El problema fundamental es que los glaciares están atrapados en un círculo vicioso: cuanto menos hielo hay, menos luz solar se refleja, más radiación térmica se absorbe, más rápido se derrite lo que queda. No es solo una cuestión de "hace más calor", sino un proceso que se refuerza a sí mismo. Si conduces por Tirol en verano y ves dónde antes había nieve, ese es exactamente este efecto. El glaciar se oscurece porque la capa de hielo superior se ensucia (polvo, rocas), y las superficies oscuras se calientan extremadamente.

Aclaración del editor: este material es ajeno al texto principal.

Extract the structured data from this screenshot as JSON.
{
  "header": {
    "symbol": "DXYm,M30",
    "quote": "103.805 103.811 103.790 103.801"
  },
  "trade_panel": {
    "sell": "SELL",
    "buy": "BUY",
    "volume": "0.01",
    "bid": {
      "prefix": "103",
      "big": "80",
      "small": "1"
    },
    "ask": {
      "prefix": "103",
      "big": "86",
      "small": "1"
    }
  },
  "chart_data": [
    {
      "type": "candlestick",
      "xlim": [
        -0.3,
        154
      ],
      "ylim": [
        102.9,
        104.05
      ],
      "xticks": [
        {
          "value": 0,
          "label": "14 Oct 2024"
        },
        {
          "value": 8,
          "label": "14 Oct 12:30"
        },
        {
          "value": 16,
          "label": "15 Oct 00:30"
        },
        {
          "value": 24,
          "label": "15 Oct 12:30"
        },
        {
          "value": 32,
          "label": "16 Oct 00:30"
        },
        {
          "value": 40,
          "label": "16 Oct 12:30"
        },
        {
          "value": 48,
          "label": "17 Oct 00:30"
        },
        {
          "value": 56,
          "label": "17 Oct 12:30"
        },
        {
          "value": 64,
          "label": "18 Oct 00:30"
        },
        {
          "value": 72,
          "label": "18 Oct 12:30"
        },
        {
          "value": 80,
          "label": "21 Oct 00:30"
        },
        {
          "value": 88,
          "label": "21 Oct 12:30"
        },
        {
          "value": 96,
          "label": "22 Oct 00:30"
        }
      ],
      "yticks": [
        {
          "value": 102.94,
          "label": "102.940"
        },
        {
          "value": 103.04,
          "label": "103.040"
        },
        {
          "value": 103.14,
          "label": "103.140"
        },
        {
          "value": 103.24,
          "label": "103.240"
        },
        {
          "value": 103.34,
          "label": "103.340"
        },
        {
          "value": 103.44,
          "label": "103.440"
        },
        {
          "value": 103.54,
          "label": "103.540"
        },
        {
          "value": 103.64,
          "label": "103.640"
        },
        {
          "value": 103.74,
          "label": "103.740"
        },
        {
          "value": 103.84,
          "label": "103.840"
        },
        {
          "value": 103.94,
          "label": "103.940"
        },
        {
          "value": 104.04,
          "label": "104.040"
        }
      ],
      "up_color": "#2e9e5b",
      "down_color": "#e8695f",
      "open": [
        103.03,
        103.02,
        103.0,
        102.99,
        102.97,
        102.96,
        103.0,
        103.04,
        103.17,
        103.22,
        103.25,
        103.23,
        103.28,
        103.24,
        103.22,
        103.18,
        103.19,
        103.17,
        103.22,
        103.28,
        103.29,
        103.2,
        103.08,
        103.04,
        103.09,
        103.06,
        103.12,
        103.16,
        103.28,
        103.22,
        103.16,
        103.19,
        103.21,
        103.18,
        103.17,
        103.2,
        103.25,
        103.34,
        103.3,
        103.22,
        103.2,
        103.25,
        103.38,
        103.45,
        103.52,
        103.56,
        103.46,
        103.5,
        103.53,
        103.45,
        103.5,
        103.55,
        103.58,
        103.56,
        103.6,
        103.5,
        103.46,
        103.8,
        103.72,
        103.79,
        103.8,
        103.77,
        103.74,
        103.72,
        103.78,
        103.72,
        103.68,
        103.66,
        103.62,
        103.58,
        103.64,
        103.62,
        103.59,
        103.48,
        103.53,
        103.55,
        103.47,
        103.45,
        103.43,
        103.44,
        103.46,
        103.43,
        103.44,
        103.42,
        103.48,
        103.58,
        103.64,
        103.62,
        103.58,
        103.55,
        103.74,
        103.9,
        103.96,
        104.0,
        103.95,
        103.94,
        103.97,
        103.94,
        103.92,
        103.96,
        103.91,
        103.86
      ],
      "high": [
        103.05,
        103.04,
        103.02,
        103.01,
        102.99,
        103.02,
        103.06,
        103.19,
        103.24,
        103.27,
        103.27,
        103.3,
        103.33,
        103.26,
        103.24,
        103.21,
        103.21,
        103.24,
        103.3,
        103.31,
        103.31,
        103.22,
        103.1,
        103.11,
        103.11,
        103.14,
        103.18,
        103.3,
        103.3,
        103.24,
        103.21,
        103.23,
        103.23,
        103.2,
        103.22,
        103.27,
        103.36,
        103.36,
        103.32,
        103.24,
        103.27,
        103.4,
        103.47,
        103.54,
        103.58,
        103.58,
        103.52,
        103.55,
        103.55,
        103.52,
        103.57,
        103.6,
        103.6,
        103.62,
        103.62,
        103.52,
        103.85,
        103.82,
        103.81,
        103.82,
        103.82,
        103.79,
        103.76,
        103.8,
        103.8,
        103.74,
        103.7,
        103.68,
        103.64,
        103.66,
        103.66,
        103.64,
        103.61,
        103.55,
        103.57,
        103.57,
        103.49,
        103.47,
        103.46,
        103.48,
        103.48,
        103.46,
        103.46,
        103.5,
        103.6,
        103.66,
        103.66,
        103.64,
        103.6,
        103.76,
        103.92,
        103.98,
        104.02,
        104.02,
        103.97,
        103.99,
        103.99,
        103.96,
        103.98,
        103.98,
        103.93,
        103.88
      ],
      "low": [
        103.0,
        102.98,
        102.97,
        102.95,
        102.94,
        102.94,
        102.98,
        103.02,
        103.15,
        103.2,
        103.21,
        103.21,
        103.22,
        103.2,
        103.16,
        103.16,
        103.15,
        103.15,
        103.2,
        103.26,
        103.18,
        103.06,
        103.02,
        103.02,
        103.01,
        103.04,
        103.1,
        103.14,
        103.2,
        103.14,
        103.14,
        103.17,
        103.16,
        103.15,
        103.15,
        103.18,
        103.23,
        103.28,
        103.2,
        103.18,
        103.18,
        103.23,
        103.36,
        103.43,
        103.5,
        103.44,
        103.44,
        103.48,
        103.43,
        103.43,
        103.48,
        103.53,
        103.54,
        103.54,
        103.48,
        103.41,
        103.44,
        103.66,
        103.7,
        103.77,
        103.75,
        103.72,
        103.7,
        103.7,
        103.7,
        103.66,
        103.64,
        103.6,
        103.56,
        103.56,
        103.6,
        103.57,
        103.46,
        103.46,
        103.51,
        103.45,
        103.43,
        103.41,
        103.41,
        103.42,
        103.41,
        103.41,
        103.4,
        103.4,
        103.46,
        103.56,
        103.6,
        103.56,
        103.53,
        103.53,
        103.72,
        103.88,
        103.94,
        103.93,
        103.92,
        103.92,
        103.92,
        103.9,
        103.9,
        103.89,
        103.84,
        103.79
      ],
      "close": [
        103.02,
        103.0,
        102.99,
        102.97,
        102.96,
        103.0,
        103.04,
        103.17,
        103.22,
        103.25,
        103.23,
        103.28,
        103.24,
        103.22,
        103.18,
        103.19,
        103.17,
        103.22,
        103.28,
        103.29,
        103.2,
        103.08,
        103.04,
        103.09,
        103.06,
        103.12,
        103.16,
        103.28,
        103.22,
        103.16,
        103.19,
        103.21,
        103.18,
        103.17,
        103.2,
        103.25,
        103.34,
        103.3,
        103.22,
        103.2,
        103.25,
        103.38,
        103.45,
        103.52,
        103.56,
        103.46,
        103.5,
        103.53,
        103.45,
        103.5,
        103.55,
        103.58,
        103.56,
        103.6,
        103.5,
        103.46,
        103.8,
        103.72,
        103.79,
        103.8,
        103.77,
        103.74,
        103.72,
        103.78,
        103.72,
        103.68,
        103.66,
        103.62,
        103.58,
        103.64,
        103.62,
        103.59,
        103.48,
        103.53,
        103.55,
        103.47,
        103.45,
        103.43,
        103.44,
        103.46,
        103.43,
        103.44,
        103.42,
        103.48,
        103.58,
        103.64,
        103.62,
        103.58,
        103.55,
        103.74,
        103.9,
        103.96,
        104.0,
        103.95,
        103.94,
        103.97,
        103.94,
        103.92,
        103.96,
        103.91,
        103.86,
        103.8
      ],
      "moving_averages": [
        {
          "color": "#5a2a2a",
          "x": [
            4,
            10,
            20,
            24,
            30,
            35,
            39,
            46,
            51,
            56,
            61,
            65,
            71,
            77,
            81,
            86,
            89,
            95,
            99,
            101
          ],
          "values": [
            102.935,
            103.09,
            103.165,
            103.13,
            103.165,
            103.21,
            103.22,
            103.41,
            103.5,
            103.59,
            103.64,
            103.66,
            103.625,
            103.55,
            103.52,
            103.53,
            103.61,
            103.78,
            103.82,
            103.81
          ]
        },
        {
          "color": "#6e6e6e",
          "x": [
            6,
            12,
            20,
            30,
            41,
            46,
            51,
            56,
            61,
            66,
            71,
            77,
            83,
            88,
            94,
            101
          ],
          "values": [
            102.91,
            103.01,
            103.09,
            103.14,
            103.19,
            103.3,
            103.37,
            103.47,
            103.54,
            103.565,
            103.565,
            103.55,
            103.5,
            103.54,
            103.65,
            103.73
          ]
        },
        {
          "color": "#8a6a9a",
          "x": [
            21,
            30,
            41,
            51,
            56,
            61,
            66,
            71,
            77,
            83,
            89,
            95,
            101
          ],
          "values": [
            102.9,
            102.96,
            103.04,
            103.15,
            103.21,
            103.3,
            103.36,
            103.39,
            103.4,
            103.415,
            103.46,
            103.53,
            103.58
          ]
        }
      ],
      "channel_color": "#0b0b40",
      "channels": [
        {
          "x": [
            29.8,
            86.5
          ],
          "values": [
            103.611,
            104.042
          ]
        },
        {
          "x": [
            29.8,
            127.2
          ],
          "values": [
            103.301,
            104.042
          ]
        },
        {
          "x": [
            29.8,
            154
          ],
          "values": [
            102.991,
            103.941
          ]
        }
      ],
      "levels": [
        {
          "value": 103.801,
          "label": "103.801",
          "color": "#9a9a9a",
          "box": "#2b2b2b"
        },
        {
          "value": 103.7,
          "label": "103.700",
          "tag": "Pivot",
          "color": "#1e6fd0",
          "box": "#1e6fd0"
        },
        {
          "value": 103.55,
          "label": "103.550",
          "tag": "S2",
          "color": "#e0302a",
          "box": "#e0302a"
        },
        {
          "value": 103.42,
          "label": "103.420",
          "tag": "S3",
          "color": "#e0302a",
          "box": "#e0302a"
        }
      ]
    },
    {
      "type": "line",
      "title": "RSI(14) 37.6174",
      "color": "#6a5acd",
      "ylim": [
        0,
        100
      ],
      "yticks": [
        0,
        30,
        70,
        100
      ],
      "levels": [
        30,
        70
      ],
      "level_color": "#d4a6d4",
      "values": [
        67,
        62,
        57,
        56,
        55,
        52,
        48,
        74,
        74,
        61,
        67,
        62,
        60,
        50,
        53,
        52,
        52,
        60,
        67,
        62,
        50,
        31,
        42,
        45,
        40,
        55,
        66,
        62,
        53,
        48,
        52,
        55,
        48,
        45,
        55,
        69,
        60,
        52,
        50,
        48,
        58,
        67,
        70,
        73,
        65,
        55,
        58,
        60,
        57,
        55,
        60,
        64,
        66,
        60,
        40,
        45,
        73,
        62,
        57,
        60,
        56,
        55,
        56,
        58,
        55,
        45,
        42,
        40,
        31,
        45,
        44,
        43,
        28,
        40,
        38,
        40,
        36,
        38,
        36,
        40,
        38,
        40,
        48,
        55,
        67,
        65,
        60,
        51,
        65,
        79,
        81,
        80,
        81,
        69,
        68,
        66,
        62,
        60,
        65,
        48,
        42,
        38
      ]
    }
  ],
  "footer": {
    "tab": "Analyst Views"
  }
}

Se suma a esto el desplazamiento de la línea de nieve hacia arriba. Antes, la línea donde en invierno nieva en lugar de llover estaba más baja en las montañas. Hoy tienes que subir más para encontrar nieve nueva limpia. Eso significa que los glaciares a altitudes medias, alrededor de 2000-2500 metros, simplemente no acumulan suficiente masa en invierno para compensar el volumen de fusión en verano. Un glaciar es en el fondo como una enorme cuenta bancaria: si siempre depositas menos y cada verano retiras más, el saldo se reduce, y eso es exactamente lo que está pasando allí ahora.
La cuestión tampoco está limitada a nivel local. El calentamiento en los Alpes es porcentualmente mucho más fuerte que el promedio global, porque en altitudes más elevadas la masa de aire es más delgada y tiene menor capacidad de almacenar calor. Es un fenómeno conocido llamado "dependencia del calentamiento con la altura". En los próximos años probablemente verás cambios aún mucho más drásticos si las cosas continúan así.